Hunderte Viren lagert ein Einzeller in seinem Genom - dank einer molekularen Stummschaltung. Die Entdeckung zeigt, wie Viren bis heute die Evolution antreiben.
Künstlerische Darstellung ovaler Einzeller vor blauem Hintergrund.
Einzeller wie Amöben und Protisten sind die bevorzugten Opfer von Riesenviren. Ein solcher Organismus jedoch zähmt die Viren und nutzt sie für sich selbst.

Viren sind tödliche Feinde ihrer Wirtszellen. Doch ein kleiner Organismus hat hunderte Viren in sein Genom eingebaut, so dass er ihre Gene in seiner eigenen Evolution nutzen kann. Möglich macht das eine besondere molekulare Stummschaltung, mit der der Einzeller Amoebidium appalachense das virale Erbgut inaktiv macht. Wie ein Team um Luke A. Sarre von der Queen Mary University of London berichtet, enthalten die viralen Erbgutabschnitte des Organismus extrem viel 5-Methylcytosin – ein Erbgutbaustein mit angehängter Methylgruppe. In der jetzt in der Fachzeitschrift »Science Advances« erschienenen Untersuchung zeigt die Arbeitsgruppe, dass diese so genannte DNA-Methylierung das Viruserbgut gezielt stummschaltet. Fachleuten zufolge spielen Viren in der Evolution eine große Rolle, indem sie neue Gene bereitstellen. Der nun beschriebene Mechanismus erklärt, wie das genau funktionieren kann.

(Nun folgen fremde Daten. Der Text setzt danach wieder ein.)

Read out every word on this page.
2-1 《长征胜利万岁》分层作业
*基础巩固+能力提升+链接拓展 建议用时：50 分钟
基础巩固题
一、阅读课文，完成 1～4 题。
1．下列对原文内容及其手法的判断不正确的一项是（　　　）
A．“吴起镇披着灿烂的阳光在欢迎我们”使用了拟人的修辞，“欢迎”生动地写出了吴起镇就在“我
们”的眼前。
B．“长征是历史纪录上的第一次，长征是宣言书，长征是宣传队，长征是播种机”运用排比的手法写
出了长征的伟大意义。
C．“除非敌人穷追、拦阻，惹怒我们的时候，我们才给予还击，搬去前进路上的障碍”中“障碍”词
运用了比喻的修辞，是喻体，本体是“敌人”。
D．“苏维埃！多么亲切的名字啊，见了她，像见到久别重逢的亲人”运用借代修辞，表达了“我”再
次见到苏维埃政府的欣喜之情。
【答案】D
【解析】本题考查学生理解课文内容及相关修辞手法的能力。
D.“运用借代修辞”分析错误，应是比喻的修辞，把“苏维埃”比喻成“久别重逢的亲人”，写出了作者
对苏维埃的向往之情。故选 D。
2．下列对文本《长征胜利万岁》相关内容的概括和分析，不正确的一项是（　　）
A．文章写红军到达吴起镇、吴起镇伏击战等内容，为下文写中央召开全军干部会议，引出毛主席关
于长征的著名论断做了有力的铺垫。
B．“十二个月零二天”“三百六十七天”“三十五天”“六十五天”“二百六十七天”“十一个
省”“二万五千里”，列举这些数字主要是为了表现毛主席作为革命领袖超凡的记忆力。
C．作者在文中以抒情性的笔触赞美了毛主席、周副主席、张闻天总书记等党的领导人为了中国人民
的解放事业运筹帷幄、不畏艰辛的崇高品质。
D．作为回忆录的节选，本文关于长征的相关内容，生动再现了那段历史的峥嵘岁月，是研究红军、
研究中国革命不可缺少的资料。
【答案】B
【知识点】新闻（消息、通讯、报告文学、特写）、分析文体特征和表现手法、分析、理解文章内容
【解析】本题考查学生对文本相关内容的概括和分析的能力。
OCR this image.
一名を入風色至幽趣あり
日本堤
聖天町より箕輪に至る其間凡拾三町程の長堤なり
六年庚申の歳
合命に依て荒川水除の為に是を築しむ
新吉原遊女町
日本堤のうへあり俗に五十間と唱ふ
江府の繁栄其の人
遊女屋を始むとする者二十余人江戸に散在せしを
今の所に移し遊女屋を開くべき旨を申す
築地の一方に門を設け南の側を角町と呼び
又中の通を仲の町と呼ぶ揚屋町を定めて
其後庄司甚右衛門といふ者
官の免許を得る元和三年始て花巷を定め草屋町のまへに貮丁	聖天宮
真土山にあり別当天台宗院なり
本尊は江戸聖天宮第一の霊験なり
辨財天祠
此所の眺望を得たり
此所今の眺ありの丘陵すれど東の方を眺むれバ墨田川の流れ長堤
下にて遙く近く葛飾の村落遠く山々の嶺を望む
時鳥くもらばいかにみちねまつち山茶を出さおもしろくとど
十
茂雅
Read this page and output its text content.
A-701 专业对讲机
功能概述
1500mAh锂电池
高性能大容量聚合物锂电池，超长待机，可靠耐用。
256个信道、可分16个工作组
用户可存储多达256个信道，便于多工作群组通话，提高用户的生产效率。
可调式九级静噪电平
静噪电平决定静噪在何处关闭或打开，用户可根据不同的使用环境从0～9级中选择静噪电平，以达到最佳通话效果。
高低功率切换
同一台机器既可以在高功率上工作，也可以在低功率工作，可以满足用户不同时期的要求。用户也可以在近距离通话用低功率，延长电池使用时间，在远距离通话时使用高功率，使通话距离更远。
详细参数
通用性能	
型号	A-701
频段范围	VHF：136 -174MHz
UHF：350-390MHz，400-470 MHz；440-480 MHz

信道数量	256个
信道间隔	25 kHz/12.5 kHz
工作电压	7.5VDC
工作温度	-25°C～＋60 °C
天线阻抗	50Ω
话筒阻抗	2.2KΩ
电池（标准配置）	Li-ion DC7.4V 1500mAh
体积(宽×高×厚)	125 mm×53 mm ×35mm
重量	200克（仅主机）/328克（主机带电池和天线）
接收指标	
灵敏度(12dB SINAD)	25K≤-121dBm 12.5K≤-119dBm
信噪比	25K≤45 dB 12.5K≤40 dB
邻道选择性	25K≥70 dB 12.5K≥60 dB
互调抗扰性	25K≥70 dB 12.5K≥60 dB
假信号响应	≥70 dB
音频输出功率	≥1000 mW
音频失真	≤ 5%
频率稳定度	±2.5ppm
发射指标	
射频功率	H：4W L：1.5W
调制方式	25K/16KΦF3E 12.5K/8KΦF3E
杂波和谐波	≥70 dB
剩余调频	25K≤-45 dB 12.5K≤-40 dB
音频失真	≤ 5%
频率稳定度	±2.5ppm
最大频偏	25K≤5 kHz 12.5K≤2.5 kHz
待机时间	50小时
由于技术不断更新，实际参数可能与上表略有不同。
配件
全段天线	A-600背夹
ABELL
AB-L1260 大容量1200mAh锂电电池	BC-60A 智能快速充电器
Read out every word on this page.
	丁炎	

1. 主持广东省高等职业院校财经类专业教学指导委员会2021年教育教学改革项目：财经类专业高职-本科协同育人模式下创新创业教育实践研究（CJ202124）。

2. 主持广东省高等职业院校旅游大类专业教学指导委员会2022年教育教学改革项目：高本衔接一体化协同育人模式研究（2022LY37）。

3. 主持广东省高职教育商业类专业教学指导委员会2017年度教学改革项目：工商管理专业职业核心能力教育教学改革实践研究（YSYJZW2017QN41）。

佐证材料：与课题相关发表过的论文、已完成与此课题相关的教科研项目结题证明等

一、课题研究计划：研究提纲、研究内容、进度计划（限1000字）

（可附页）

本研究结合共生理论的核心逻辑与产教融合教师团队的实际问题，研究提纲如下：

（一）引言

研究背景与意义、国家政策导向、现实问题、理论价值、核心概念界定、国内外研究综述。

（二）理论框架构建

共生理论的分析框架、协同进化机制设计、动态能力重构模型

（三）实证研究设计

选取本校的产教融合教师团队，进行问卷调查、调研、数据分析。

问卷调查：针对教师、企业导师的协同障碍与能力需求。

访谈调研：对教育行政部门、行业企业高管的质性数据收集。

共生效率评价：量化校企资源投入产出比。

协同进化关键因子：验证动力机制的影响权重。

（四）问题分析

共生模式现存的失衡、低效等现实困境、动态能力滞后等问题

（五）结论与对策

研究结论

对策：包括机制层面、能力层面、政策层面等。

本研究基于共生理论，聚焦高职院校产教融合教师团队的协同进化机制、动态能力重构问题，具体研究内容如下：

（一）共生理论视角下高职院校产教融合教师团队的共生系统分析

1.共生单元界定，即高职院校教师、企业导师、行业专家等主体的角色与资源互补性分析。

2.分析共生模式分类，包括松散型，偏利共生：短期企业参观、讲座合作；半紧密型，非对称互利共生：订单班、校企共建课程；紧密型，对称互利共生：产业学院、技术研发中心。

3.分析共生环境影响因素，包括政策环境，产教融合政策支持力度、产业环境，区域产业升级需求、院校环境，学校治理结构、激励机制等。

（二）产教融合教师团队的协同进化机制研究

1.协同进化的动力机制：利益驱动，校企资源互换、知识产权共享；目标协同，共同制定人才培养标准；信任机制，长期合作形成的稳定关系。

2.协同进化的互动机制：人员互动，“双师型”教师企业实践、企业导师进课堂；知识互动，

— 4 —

Forschungen haben gezeigt, dass Lebewesen seit Urzeiten immer wieder Erbgut austauschen, ein Prozess, den man als horizontalen Gentransfer bezeichnet. Fachleute gehen davon aus, dass Viren daran ein besonders großen Anteil haben. So sind ursprünglich virale Gene zum Beispiel an der Entwicklung der Plazenta beteiligt. Doch während relativ einleuchtend ist, dass ein Virus, versehentlich Genmaterial aus der infizierten Zelle in sein eigenes Erbgut einbaut, ist der umgekehrte Prozess schwieriger zu verstehen. Schließlich sind Viren in einer Zelle tickende Zeitbomben, die fast immer irgendwann ihren Wirt vernichten.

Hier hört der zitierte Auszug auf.